I love high school lunch, too, but for different reasons: the open campus. Burger King, Happy Wok, Beef-a-roo. All with smoking sections. Horrible, hedonistic bliss.
This was back in the 70s, but our school had the yummiest and most unusual pizza. It had a nice soft but thin crust, plenty of cheese, a little bit of sausage and an oddly yummy hint of honey flavor.
Those pickle slices that stuck to the ceiling when flicked just the right way. Somewhere there is a janitor who never knew me, but hates my guts.
We had homemade yeast rolls too in my junior high and high school. Best scratch rolls I’ve ever tasted.
High school had very good hamburgers. I’m pretty sure it was fresh meat back then.
The chocolate chip cookies were fresh baked. But only served once a week.

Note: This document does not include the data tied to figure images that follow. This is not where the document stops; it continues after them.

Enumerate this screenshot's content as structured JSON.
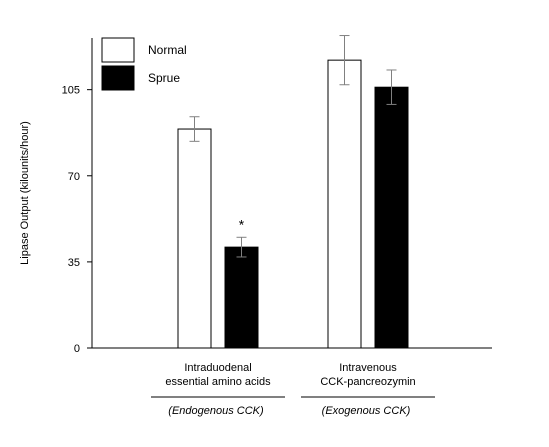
{
  "chart_data": {
    "type": "bar",
    "ylabel": "Lipase Output (kilounits/hour)",
    "yticks": [
      0,
      35,
      70,
      105
    ],
    "ylim": [
      0,
      126
    ],
    "grid": false,
    "legend_position": "top-left",
    "categories": [
      [
        "Intraduodenal",
        "essential amino acids"
      ],
      [
        "Intravenous",
        "CCK-pancreozymin"
      ]
    ],
    "group_sublabels": [
      "(Endogenous CCK)",
      "(Exogenous CCK)"
    ],
    "series": [
      {
        "name": "Normal",
        "fill": "#ffffff",
        "values": [
          89,
          117
        ],
        "errors": [
          5,
          10
        ]
      },
      {
        "name": "Sprue",
        "fill": "#000000",
        "values": [
          41,
          106
        ],
        "errors": [
          4,
          7
        ]
      }
    ],
    "annotations": [
      {
        "text": "*",
        "series": 1,
        "category": 0
      }
    ],
    "colors": {
      "axis": "#000000",
      "bar_edge": "#000000",
      "error_bar": "#808080"
    }
  }
}
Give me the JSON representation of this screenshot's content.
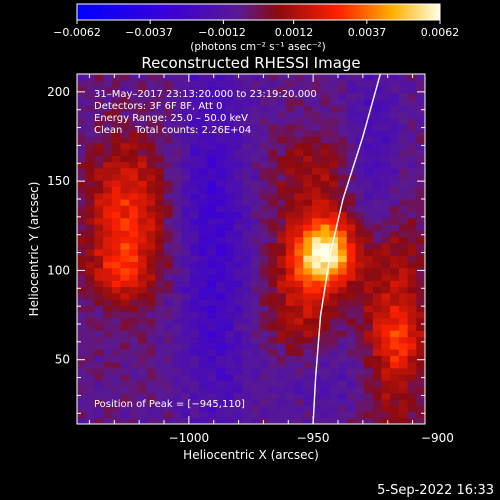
{
  "chart_data": {
    "type": "heatmap",
    "title": "Reconstructed RHESSI Image",
    "xlabel": "Heliocentric X (arcsec)",
    "ylabel": "Heliocentric Y (arcsec)",
    "xlim": [
      -1045,
      -905
    ],
    "ylim": [
      14,
      210
    ],
    "x_ticks": [
      -1000,
      -950,
      -900
    ],
    "x_tick_labels": [
      "−1000",
      "−950",
      "−900"
    ],
    "y_ticks": [
      50,
      100,
      150,
      200
    ],
    "y_tick_labels": [
      "50",
      "100",
      "150",
      "200"
    ],
    "colorbar": {
      "min": -0.0062,
      "max": 0.0062,
      "ticks": [
        -0.0062,
        -0.0037,
        -0.0012,
        0.0012,
        0.0037,
        0.0062
      ],
      "tick_labels": [
        "−0.0062",
        "−0.0037",
        "−0.0012",
        "0.0012",
        "0.0037",
        "0.0062"
      ],
      "unit_label": "(photons cm⁻² s⁻¹ asec⁻²)"
    },
    "annotations": [
      "31–May–2017 23:13:20.000 to 23:19:20.000",
      "Detectors: 3F 6F 8F, Att 0",
      "Energy Range: 25.0 – 50.0 keV",
      "Clean    Total counts: 2.26E+04"
    ],
    "peak_label": "Position of Peak = [−945,110]",
    "peak": {
      "x": -945,
      "y": 110,
      "value": 0.0062
    },
    "sources": [
      {
        "x": -945,
        "y": 110,
        "sx": 9,
        "sy": 13,
        "amp": 0.0062
      },
      {
        "x": -1025,
        "y": 130,
        "sx": 11,
        "sy": 30,
        "amp": 0.0032
      },
      {
        "x": -1028,
        "y": 100,
        "sx": 8,
        "sy": 10,
        "amp": 0.0018
      },
      {
        "x": -955,
        "y": 80,
        "sx": 10,
        "sy": 25,
        "amp": 0.002
      },
      {
        "x": -950,
        "y": 150,
        "sx": 12,
        "sy": 20,
        "amp": 0.0016
      },
      {
        "x": -918,
        "y": 70,
        "sx": 9,
        "sy": 45,
        "amp": 0.0028
      },
      {
        "x": -915,
        "y": 60,
        "sx": 6,
        "sy": 10,
        "amp": 0.0012
      },
      {
        "x": -990,
        "y": 120,
        "sx": 10,
        "sy": 80,
        "amp": -0.002
      },
      {
        "x": -925,
        "y": 160,
        "sx": 8,
        "sy": 45,
        "amp": -0.0015
      },
      {
        "x": -945,
        "y": 40,
        "sx": 20,
        "sy": 15,
        "amp": -0.001
      }
    ],
    "limb_curve": [
      [
        -923,
        210
      ],
      [
        -930,
        175
      ],
      [
        -938,
        140
      ],
      [
        -943,
        110
      ],
      [
        -947,
        75
      ],
      [
        -949,
        40
      ],
      [
        -950,
        14
      ]
    ],
    "colors": {
      "limb": "#ffffff",
      "background": "#000000",
      "axes": "#ffffff"
    }
  },
  "footer": {
    "timestamp": "5-Sep-2022 16:33"
  }
}
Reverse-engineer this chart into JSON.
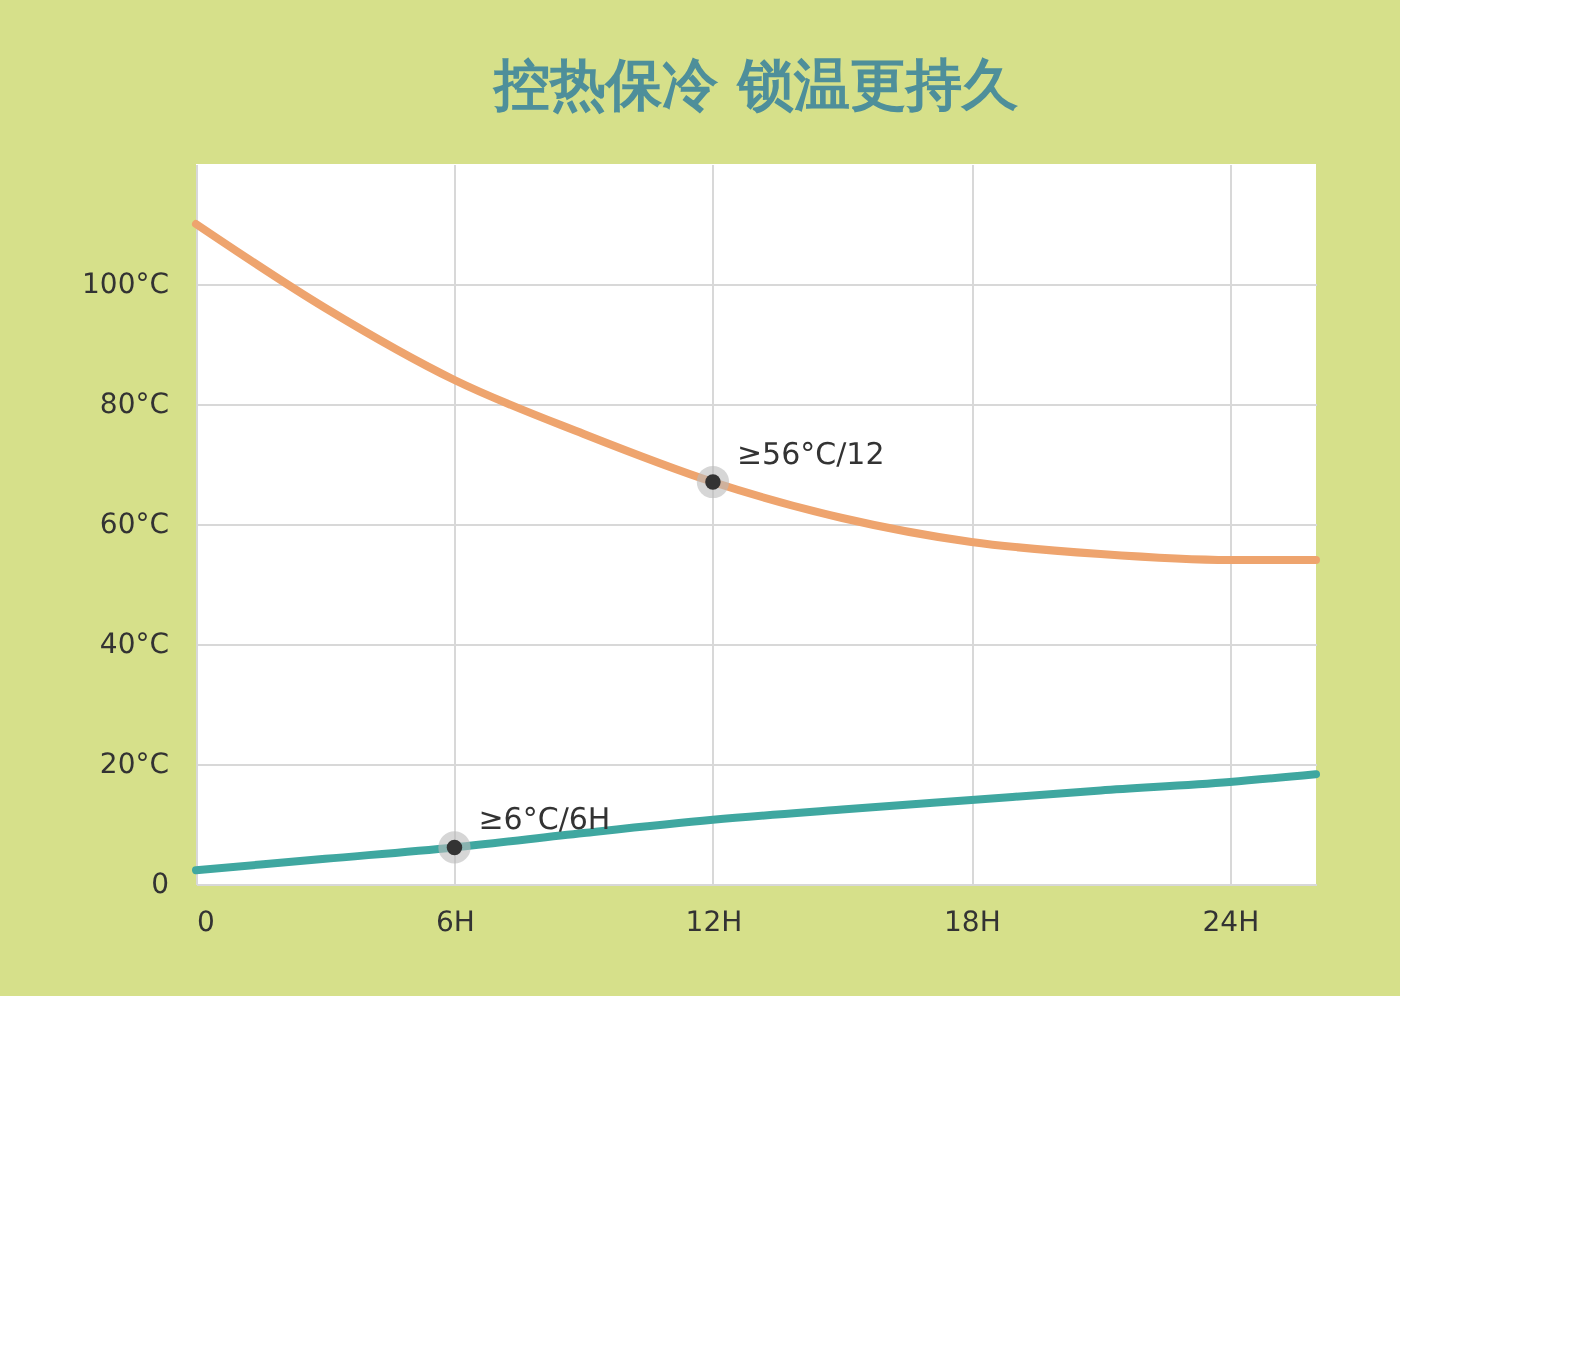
{
  "chart_data": {
    "type": "line",
    "title": "控热保冷 锁温更持久",
    "x": [
      0,
      3,
      6,
      9,
      12,
      15,
      18,
      21,
      24,
      26
    ],
    "series": [
      {
        "color": "#eea46e",
        "values": [
          110,
          96,
          84,
          75,
          67,
          61,
          57,
          55,
          54,
          54
        ]
      },
      {
        "color": "#3fa7a0",
        "values": [
          2.3,
          4.2,
          6.1,
          8.5,
          10.7,
          12.4,
          14,
          15.6,
          17,
          18.3
        ]
      }
    ],
    "xlim": [
      0,
      26
    ],
    "ylim": [
      0,
      120
    ],
    "xticks": [
      0,
      {
        "value": 6,
        "label": "6H"
      },
      {
        "value": 12,
        "label": "12H"
      },
      {
        "value": 18,
        "label": "18H"
      },
      {
        "value": 24,
        "label": "24H"
      }
    ],
    "yticks": [
      0,
      {
        "value": 20,
        "label": "20°C"
      },
      {
        "value": 40,
        "label": "40°C"
      },
      {
        "value": 60,
        "label": "60°C"
      },
      {
        "value": 80,
        "label": "80°C"
      },
      {
        "value": 100,
        "label": "100°C"
      }
    ],
    "annotations": [
      {
        "text": "≥56°C/12",
        "x": 12,
        "y": 67
      },
      {
        "text": "≥6°C/6H",
        "x": 6,
        "y": 6.1
      }
    ],
    "grid": true,
    "legend": false
  }
}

10th grade I volunteered to work the line as a server. We got to make our own plates and had large servings. Except for cookies. They only made enough for the students. There was never a lot of extras.
Food Fights, only ever witnessed one in High School.
I loved the chicken sandwiches in high school, and got them nearly everyday. It was nice that I had the $0.40 reduced-lunch price also. During the last week before I graduated, I made some comment to the lunch lady how much I’ll miss them. She said they could order me a case of the chicken patties to take home, but I decided I didn’t like them that much.